Second, look at all the terrific plot lines you have going on with the Jets team this upcoming season, there will be more going on than an episode of LOST and no time travel, alternate time lines, smoke monster, 4 toed statues, or polar bears would even be needed:

  • Braylon Edwards dealing with irony of being a wide receiver who can’t catch…The camera could watch him in front of the jugs machine taking one off the nose every 5 minutes.
  • LaDainian Tomlinson attempting to handle not being the most popular running back on his team anymore…The camera could watch him sulk to himself as Shonn Greene and Leon Washington rack up big plays against the Jets defense in practice and then in pre-season games.
  • Vernon Gholston standing at 6 foot 3, 265 pounds, running a 4.4 forty, being able to bench 675 pounds…yet not being capable of recording a single sack or meaningful tackle, the audience could watch in awe as he aimlessly runs around the field and collects 6 million dollars from the Jets.
  • Dwight Lowery watching and re-watching footage of the AFC Championship Game as he slowly drives himself insane, while muttering “Garcon” to himself.

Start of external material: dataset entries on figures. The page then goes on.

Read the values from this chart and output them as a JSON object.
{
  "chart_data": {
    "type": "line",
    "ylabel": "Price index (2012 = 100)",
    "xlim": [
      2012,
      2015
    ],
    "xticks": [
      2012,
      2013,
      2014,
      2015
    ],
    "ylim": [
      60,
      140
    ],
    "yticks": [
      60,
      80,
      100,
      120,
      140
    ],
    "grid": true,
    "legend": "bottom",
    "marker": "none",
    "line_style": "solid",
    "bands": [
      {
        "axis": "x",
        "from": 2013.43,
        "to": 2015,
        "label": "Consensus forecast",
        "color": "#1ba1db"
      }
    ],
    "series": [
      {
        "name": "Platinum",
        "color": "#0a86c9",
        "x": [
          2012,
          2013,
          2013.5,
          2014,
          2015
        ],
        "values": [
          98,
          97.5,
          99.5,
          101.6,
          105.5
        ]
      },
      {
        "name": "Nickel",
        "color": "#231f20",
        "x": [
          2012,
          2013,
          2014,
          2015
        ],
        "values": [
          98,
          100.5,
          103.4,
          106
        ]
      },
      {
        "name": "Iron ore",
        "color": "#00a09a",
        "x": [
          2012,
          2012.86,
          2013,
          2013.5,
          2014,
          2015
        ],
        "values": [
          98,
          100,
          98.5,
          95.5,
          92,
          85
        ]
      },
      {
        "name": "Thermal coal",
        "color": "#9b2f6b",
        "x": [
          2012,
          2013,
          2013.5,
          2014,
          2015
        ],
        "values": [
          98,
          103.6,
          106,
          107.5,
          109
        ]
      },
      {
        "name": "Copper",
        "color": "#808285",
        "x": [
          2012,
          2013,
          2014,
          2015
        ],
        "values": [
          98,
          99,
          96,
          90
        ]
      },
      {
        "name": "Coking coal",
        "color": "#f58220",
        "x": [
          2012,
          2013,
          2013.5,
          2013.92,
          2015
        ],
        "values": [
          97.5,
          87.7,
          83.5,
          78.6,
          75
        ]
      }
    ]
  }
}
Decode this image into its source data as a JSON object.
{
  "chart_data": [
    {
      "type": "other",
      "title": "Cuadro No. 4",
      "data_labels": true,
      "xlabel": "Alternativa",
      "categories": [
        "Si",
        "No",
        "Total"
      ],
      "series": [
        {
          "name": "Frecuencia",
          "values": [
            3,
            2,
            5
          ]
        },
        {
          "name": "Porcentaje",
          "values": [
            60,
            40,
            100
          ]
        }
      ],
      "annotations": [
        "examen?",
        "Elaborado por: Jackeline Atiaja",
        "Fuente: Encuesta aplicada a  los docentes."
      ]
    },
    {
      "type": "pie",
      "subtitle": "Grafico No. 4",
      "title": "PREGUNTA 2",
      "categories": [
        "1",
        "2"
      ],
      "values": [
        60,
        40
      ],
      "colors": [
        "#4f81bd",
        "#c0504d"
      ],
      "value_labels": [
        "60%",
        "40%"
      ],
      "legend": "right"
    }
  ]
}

PhotobucketBeyond all of this the Jets have the best corner in football. The work of Darrelle Revis should be documented for all defensive backs to learn from. The same thing goes for Nick Mangold, who is the best center in football and of course could also throw in an advertisement for the shampoo he uses to keep that long hair going strong. You have Washington and Jenkins battling back from injury, a 82 year old fullback named Tony Richardson who is still a beast lead blocker, Calvin Pace giving advice on what supplements to take, and Shaun Ellis running a D.A.R.E. program.

How could you not choose the Jets? C’mon now, HBO.